Jaitley promises access to increased credit and funds for irrigation

February 02, 2017 04:00 am | Updated 04:00 am IST - NEW DELHI:

While farmers were disproportionately hit by demonetisation, Finance Minister Arun Jaitley focussed his promises on helping them access increased credit and said the government would channel more money for irrigation.

Budget documents suggest that allocations made to the Agriculture Ministry were ₹51,026 crore or about 6% over last year’s updated estimates. “It [Budget Speech] is quite insipid,” said Ajay Vir Jhakkar, Chairman, Bharat Krishak Samaj, as “there is no relief or measures to ease the effects of demonetisation.”

On the back of a reasonable monsoon, agriculture is forecast to grow at 4.1% in the current year and Mr. Jaitley said the government would be focussed on keeping last year’s promise to double farmer income in five years.

“We have to take more steps and enable the farmers to increase their production and productivity; and to deal with post-harvest challenges.”

The target for agricultural credit in 2017-18 was fixed at ₹10 lakh crore, a “record” according to Mr. Jaitley.
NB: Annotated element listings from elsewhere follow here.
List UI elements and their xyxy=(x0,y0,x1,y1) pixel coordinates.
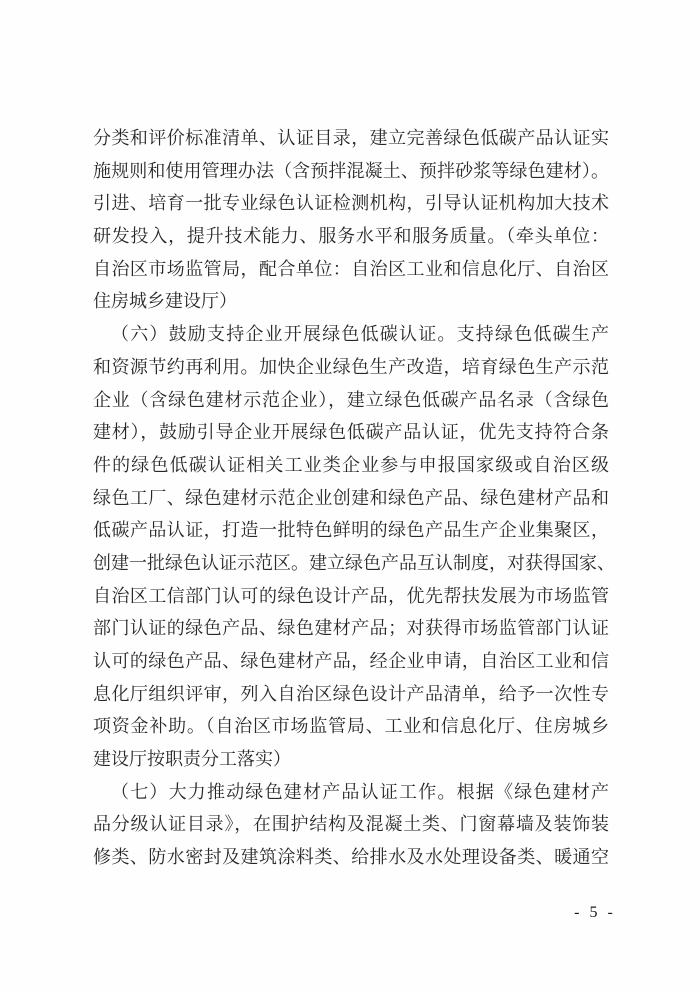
text-line: 部门认证的绿色产品、绿色建材产品；对获得市场监管部门认证 xyxy=(93,612,609,645)
text-line: 品分级认证目录》，在围护结构及混凝土类、门窗幕墙及装饰装 xyxy=(93,808,609,841)
text-line: 低碳产品认证，打造一批特色鲜明的绿色产品生产企业集聚区， xyxy=(93,514,609,547)
text-line: 认可的绿色产品、绿色建材产品，经企业申请，自治区工业和信 xyxy=(93,645,609,678)
text-line-paragraph-end: 建设厅按职责分工落实） xyxy=(93,743,609,776)
page-number: - 5 - xyxy=(560,904,630,922)
text-line: 自治区工信部门认可的绿色设计产品，优先帮扶发展为市场监管 xyxy=(93,580,609,613)
text-line: 研发投入，提升技术能力、服务水平和服务质量。（牵头单位： xyxy=(93,220,609,253)
text-line: 施规则和使用管理办法（含预拌混凝土、预拌砂浆等绿色建材）。 xyxy=(93,155,609,188)
text-line-paragraph-start: （七）大力推动绿色建材产品认证工作。根据《绿色建材产 xyxy=(93,776,609,809)
text-line: 修类、防水密封及建筑涂料类、给排水及水处理设备类、暖通空 xyxy=(93,841,609,874)
text-line: 项资金补助。（自治区市场监管局、工业和信息化厅、住房城乡 xyxy=(93,710,609,743)
text-line-paragraph-end: 住房城乡建设厅） xyxy=(93,285,609,318)
text-line-paragraph-start: （六）鼓励支持企业开展绿色低碳认证。支持绿色低碳生产 xyxy=(93,318,609,351)
text-line: 件的绿色低碳认证相关工业类企业参与申报国家级或自治区级 xyxy=(93,449,609,482)
body-text: 分类和评价标准清单、认证目录，建立完善绿色低碳产品认证实 施规则和使用管理办法（… xyxy=(0,122,700,874)
text-line: 企业（含绿色建材示范企业），建立绿色低碳产品名录（含绿色 xyxy=(93,384,609,417)
text-line: 引进、培育一批专业绿色认证检测机构，引导认证机构加大技术 xyxy=(93,187,609,220)
text-line: 自治区市场监管局，配合单位：自治区工业和信息化厅、自治区 xyxy=(93,253,609,286)
text-line: 绿色工厂、绿色建材示范企业创建和绿色产品、绿色建材产品和 xyxy=(93,482,609,515)
text-line: 分类和评价标准清单、认证目录，建立完善绿色低碳产品认证实 xyxy=(93,122,609,155)
text-line: 和资源节约再利用。加快企业绿色生产改造，培育绿色生产示范 xyxy=(93,351,609,384)
text-line: 建材），鼓励引导企业开展绿色低碳产品认证，优先支持符合条 xyxy=(93,416,609,449)
text-line: 息化厅组织评审，列入自治区绿色设计产品清单，给予一次性专 xyxy=(93,678,609,711)
text-line: 创建一批绿色认证示范区。建立绿色产品互认制度，对获得国家、 xyxy=(93,547,609,580)
document-page: 分类和评价标准清单、认证目录，建立完善绿色低碳产品认证实 施规则和使用管理办法（… xyxy=(0,0,700,990)
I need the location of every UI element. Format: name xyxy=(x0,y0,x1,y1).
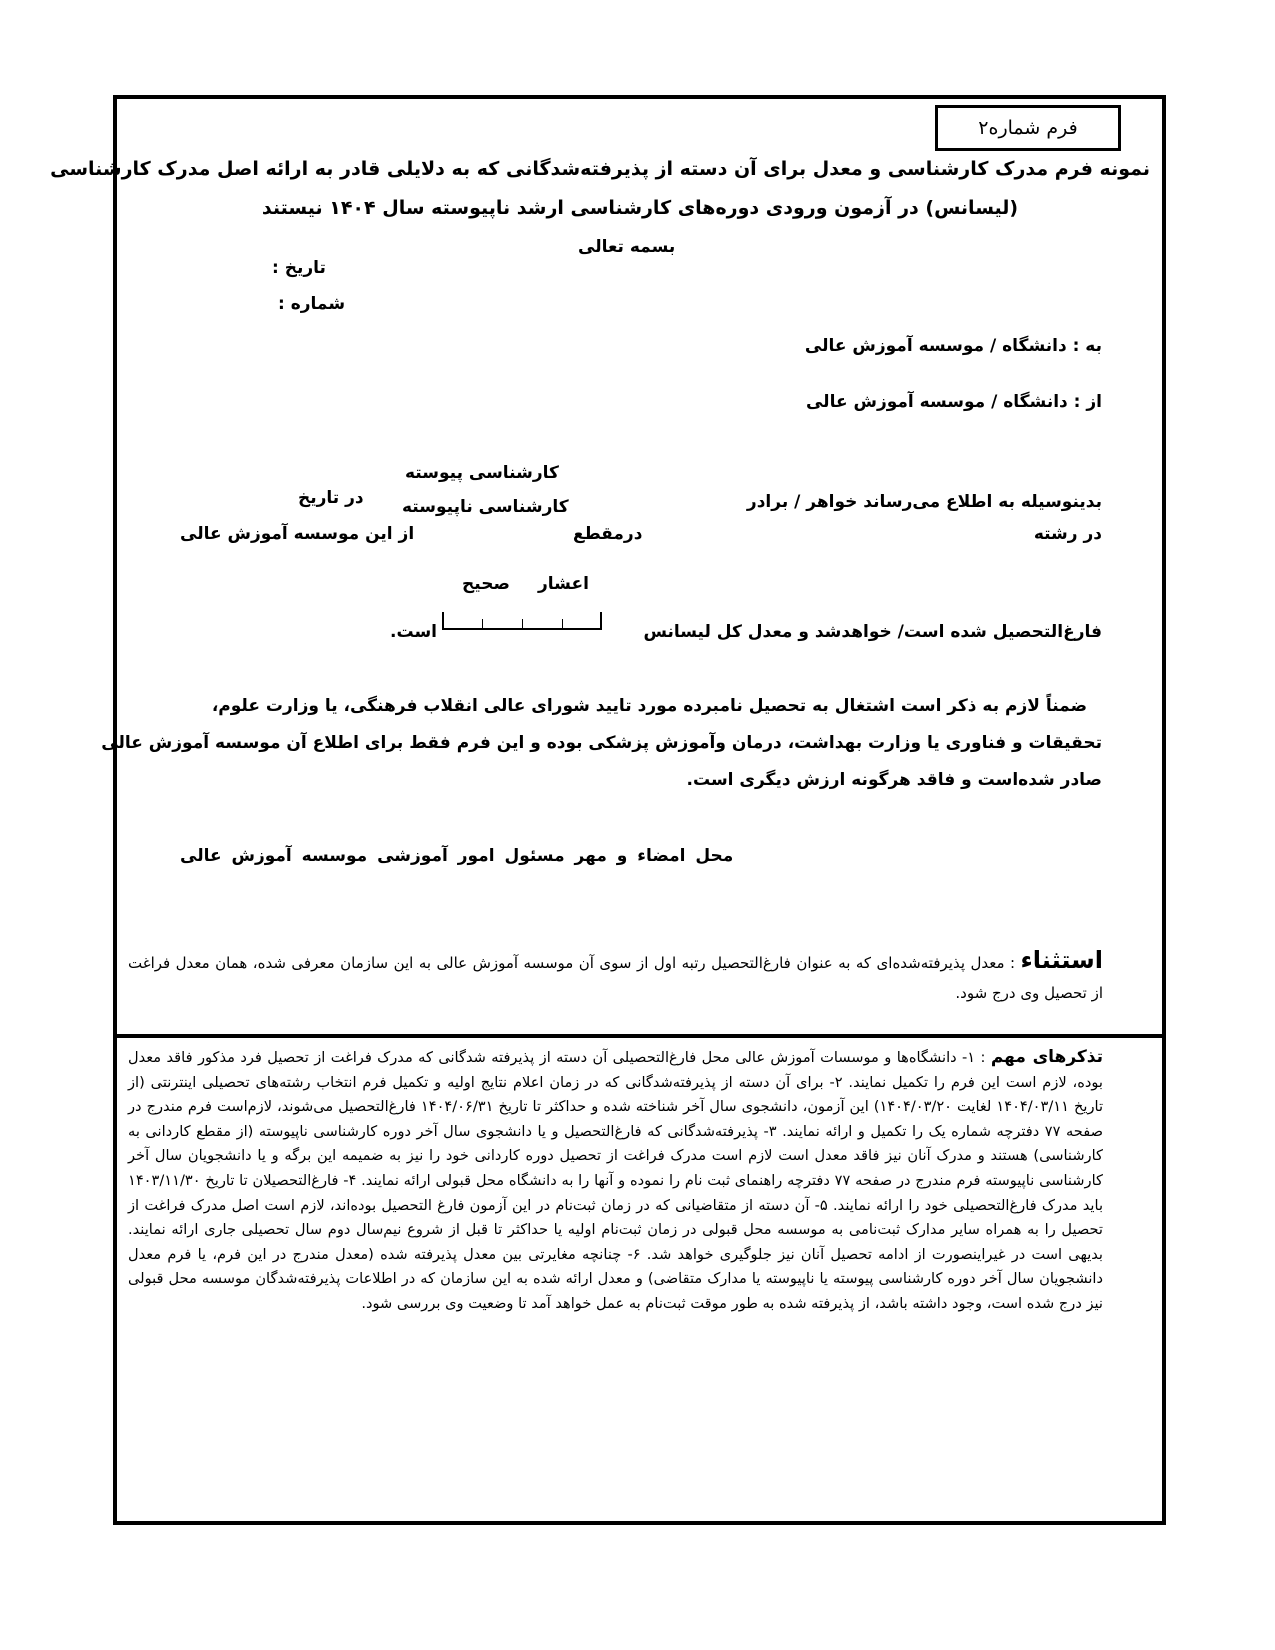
grade-integer-header: صحیح xyxy=(462,574,510,594)
number-label: شماره : xyxy=(278,294,345,314)
field-label: در رشته xyxy=(1034,524,1102,544)
grade-decimal-header: اعشار xyxy=(538,574,589,594)
notice-line-1: ضمناً لازم به ذکر است اشتغال به تحصیل نا… xyxy=(212,696,1087,716)
graduation-statement: فارغ‌التحصیل شده است/ خواهدشد و معدل کل … xyxy=(643,622,1102,642)
level-label: درمقطع xyxy=(573,524,642,544)
grade-suffix: است. xyxy=(390,622,437,642)
form-title-line-2: (لیسانس) در آزمون ورودی دوره‌های کارشناس… xyxy=(130,197,1150,219)
from-institution: از : دانشگاه / موسسه آموزش عالی xyxy=(806,392,1102,412)
level-option-continuous: کارشناسی پیوسته xyxy=(405,463,559,483)
to-institution: به : دانشگاه / موسسه آموزش عالی xyxy=(805,336,1102,356)
notes-text: : ۱- دانشگاه‌ها و موسسات آموزش عالی محل … xyxy=(128,1049,1103,1312)
exception-text: : معدل پذیرفته‌شده‌ای که به عنوان فارغ‌ا… xyxy=(128,954,1103,1002)
date-label: تاریخ : xyxy=(272,258,326,278)
section-divider xyxy=(113,1034,1166,1038)
form-number: فرم شماره۲ xyxy=(978,117,1077,139)
institution-label: از این موسسه آموزش عالی xyxy=(180,524,414,544)
signature-line: محل امضاء و مهر مسئول امور آموزشی موسسه … xyxy=(180,846,733,866)
grade-box-divider xyxy=(482,619,483,628)
level-option-discontinuous: کارشناسی ناپیوسته xyxy=(402,497,569,517)
important-notes: تذکرهای مهم : ۱- دانشگاه‌ها و موسسات آمو… xyxy=(128,1045,1103,1317)
intro-text: بدینوسیله به اطلاع می‌رساند خواهر / براد… xyxy=(747,492,1102,512)
notice-line-2: تحقیقات و فناوری یا وزارت بهداشت، درمان … xyxy=(101,733,1102,753)
grade-box-divider xyxy=(522,619,523,628)
notes-heading: تذکرهای مهم xyxy=(991,1047,1103,1067)
notice-line-3: صادر شده‌است و فاقد هرگونه ارزش دیگری اس… xyxy=(686,770,1102,790)
form-number-box: فرم شماره۲ xyxy=(935,105,1121,151)
exception-heading: استثناء xyxy=(1021,946,1104,974)
invocation: بسمه تعالی xyxy=(578,237,675,257)
grade-box-divider xyxy=(562,619,563,628)
graduation-date-label: در تاریخ xyxy=(298,488,364,508)
form-title-line-1: نمونه فرم مدرک کارشناسی و معدل برای آن د… xyxy=(130,158,1150,180)
exception-paragraph: استثناء : معدل پذیرفته‌شده‌ای که به عنوا… xyxy=(128,945,1103,1008)
grade-input-boxes[interactable] xyxy=(442,612,602,630)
The Fasal Bima Yojana (FBY), or the Prime Minister’s farm insurance scheme, which covered 30% of cropped area in 2016-17 has been extended to 40% in 2017-18 and is expected to cover half the country in 2018-19.

The Budget provided ₹5,500 crore for the scheme last February but increased it to ₹13,240 crore to settle the arrear claims; ₹9,000 crore has been allotted for the scheme this year.

Farmer groups allege that more than them, insurance companies have benefited from the FBY scheme. “Expenditure on premium increased to ₹13,240 crore but covered only 26.5% of farmers. All this money went to insurance companies. There is no mention of how much claims the farmers got in return,” farmer group, Swaraj Abhiyaan said in a statement.

A dedicated irrigation fund set up last year by NABARD to improve the coverage and efficiency of irrigation services would double its corpus from ₹20,000 crore to ₹40,000 crore. The National Agricultural Market (e-NAM) will be expanded from the current 250 markets to 585 APMCs and a Dairy Processing and Infrastructure Development Fund set up in NABARD with a corpus of ₹8,000 crore over 3 years.